Container throughput at the Port of Le Havre increased 5 percent during 2010 to 2.4 million 20-foot equivalent units, compared to slightly more than 2.2 million TEUs in 2009, when container traffic declined about 12 percent.
The container trade was one of the bright spots in the French port’s overall performance last year as its throughput in tonnage terms declined about 5 percent to 70 million metric tons. The Le Havre Port Authority attributed the tonnage decline to a lower volume of crude oil deliveries during the recession year.
The Atlantic port’s performance was hampered in part by sporadic labor actions, fueled by the ongoing implementation of France’s port reform legislation, which calls for the privatization of terminals.
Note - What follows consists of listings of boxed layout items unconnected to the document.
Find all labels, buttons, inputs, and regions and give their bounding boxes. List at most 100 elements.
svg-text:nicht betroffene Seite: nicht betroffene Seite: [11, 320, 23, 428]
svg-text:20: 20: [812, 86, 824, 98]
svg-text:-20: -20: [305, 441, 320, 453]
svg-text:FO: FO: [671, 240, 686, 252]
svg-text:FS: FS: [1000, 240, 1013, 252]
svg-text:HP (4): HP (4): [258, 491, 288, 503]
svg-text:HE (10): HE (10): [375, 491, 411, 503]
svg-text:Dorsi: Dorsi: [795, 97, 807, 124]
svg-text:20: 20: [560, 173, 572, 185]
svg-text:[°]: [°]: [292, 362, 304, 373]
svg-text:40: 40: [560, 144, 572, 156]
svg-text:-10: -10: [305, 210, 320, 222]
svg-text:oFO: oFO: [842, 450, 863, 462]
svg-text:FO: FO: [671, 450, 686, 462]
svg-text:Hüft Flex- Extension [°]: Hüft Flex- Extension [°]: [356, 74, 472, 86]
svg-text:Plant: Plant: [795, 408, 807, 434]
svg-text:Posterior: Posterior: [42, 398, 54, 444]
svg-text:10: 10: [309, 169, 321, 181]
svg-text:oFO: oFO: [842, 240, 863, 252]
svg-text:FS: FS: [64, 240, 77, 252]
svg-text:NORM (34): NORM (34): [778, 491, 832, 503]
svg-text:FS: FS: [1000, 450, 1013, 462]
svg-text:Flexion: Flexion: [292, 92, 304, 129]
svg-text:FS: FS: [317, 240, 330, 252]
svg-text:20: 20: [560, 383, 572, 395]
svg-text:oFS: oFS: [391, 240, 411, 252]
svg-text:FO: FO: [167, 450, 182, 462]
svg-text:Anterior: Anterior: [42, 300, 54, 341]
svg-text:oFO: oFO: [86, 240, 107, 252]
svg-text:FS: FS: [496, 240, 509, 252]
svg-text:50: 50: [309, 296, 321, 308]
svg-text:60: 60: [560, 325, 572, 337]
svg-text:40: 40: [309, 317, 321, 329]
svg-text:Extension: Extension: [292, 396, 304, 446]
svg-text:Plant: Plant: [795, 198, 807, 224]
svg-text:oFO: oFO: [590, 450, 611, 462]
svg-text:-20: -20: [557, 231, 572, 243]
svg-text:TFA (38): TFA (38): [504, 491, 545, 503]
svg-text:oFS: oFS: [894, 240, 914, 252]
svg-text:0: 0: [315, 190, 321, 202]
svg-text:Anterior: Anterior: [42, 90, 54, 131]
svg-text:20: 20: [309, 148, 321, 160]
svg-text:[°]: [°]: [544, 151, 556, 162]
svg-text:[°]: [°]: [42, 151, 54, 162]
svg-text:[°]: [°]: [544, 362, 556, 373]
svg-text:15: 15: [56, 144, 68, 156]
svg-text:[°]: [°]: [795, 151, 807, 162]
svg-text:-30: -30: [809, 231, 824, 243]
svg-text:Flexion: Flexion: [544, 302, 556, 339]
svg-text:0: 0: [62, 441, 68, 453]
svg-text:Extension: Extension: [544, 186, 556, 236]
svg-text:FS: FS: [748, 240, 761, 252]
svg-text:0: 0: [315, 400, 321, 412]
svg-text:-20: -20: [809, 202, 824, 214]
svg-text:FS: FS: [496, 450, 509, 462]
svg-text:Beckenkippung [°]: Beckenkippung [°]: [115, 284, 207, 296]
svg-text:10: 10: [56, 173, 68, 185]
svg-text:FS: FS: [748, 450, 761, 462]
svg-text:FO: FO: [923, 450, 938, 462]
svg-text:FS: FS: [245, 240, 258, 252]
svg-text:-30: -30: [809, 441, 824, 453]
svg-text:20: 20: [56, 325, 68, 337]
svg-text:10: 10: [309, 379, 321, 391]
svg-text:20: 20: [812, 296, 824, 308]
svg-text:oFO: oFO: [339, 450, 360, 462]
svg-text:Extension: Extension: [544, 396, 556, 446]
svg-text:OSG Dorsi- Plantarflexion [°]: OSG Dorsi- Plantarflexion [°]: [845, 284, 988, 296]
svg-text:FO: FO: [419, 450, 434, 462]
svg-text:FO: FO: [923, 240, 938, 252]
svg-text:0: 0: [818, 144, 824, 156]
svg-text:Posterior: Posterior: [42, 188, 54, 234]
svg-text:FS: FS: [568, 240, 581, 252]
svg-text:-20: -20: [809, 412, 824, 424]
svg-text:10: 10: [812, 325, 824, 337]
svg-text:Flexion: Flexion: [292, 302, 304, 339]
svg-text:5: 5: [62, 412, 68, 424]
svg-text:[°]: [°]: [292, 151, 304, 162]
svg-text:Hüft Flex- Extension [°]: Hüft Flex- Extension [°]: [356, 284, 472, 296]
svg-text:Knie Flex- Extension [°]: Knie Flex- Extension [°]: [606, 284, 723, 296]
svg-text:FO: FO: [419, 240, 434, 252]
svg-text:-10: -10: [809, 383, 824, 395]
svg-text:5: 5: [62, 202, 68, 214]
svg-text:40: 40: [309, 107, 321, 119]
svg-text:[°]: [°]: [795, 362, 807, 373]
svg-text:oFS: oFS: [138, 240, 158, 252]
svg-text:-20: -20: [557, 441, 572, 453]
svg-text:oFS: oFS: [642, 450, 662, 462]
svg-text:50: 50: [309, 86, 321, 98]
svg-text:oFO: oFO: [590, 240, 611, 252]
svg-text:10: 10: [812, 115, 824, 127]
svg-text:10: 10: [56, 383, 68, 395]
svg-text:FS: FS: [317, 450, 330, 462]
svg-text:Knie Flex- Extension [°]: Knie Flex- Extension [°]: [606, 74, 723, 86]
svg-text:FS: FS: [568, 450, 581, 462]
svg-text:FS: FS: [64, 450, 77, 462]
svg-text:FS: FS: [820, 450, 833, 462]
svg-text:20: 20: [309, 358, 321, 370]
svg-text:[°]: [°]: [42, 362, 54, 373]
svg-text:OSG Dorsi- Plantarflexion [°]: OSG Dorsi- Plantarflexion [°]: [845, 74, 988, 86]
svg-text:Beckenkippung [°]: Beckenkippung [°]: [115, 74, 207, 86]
Podcast of French labor troubles from JOC:
Q&A: Workers Strike at France's Major Ports.
Le Havre maintained its position as the largest French container port, with a market share of around two thirds of the country’s total container trade.
The port authority said the growth in container volume last year was due in part to new Asia-Europe services that called there, including the joint service between Maersk Line and CMA CGM (which the carriers call respectively AE8 and FAL5), new direct services from Vietnam by Hanjin Shipping and CMA CGM, and the New World Alliance’s new CEX service.
The New World Alliance’s new trans-Atlantic APX service, which was launched toward the end of 2009, and its CEX service also contributed to the rebound in Le Havre’s container traffic last year.
The port authority said it expects the growth in container throughput to continue in the year ahead, thanks in part to the growth in the reefer trade with Brazil and of the wine trade with the U.S. Le Havre handled 620 million bottles of wine and spirits during 2010, including 2 million bottles of Beaujolais exports to the U.S.